John D. Kasarda in The Next American City:
Across from Schiphol’s passenger terminal, one finds the World Trade Center, which contains conference facilities as well as the regional headquarters of such firms as Thomson-CFS and Unilever. Two five-star hotels adjoin this complex. Within a ten-minute walk is another complex of class-A office buildings that house financial and consulting firms which serve the aviation industry. Clustered along the A4 and A9 motorways linking the airport to downtown Amsterdam are large business parks for companies in industries that make intensive use of the airport, such as telecommunications, logistics, and distribution. With the airport and its immediate area serving as a multimodal transportation and commercial nexus, a new economic geography is taking shape: property near the airport commands premium office rental prices for the Amsterdam area, even above those in Amsterdam’s central business district.

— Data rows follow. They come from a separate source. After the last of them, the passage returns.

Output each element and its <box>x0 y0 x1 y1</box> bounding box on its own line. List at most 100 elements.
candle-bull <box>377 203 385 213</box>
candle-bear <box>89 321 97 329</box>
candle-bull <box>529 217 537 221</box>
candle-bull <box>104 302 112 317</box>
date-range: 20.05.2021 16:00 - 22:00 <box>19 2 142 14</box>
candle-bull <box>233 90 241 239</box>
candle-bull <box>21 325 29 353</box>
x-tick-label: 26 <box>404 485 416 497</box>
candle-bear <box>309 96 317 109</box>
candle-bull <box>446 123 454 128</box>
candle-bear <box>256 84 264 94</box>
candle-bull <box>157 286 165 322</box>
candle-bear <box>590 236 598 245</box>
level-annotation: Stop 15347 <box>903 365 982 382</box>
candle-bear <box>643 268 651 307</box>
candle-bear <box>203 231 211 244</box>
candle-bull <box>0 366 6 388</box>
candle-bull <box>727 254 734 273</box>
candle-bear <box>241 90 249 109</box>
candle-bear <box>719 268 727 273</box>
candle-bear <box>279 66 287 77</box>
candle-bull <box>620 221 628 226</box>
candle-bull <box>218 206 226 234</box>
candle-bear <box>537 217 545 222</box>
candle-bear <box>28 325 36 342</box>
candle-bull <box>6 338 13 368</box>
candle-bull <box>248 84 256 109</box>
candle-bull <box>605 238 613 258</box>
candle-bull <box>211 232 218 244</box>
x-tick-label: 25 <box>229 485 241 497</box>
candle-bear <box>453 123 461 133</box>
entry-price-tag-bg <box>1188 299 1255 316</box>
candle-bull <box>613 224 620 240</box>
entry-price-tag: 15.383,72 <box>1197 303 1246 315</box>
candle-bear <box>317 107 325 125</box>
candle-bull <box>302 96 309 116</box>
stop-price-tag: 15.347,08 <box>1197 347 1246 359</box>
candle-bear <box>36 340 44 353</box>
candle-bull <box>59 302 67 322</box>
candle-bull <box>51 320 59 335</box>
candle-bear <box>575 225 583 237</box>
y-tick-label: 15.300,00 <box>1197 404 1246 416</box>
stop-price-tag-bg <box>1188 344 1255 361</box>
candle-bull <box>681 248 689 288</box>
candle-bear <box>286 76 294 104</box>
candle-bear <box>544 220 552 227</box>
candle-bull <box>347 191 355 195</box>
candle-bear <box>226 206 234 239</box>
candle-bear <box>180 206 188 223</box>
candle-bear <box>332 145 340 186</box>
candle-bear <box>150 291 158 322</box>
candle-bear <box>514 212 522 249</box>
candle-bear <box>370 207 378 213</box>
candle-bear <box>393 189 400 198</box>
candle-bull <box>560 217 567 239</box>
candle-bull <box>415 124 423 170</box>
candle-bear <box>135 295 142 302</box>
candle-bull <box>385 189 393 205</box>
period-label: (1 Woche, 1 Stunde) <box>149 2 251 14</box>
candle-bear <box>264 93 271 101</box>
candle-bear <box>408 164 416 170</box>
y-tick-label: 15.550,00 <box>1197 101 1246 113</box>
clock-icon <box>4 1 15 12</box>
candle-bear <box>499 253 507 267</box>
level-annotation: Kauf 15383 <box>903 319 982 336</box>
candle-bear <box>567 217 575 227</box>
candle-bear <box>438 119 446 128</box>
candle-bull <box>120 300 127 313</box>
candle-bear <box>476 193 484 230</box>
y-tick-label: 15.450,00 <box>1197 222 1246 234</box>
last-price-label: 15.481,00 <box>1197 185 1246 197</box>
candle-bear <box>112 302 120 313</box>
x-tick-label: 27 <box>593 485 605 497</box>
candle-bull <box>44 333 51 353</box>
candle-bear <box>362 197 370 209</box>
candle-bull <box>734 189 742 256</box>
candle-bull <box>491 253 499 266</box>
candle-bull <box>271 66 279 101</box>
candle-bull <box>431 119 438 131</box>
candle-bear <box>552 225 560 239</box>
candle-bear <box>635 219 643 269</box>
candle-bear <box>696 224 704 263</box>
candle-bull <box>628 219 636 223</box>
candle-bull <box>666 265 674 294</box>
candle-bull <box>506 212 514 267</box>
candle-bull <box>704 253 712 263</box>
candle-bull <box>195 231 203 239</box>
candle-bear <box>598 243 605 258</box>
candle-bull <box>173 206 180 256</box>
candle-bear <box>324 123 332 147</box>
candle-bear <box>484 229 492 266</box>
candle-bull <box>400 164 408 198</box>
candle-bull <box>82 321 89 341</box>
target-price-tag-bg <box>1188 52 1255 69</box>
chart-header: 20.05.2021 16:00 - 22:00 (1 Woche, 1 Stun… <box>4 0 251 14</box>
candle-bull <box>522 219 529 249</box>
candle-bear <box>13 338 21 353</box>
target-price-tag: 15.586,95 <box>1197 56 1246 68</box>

Schiphol is but one example of how major airports are beginning to drive business siting and urban development in the 21st century, much as highways did in the 20th, railroads in the 19th, and seaports in the 18th. As aviation-oriented businesses cluster at and near major airports, a new urban entity is emerging: the Aerotropolis. Similar in shape to the traditional metropolis of a central city and its commuter-heavy suburbs, the Aerotropolis consists of an airport city core and an outlying area of businesses stretching fifteen miles along transportation corridors.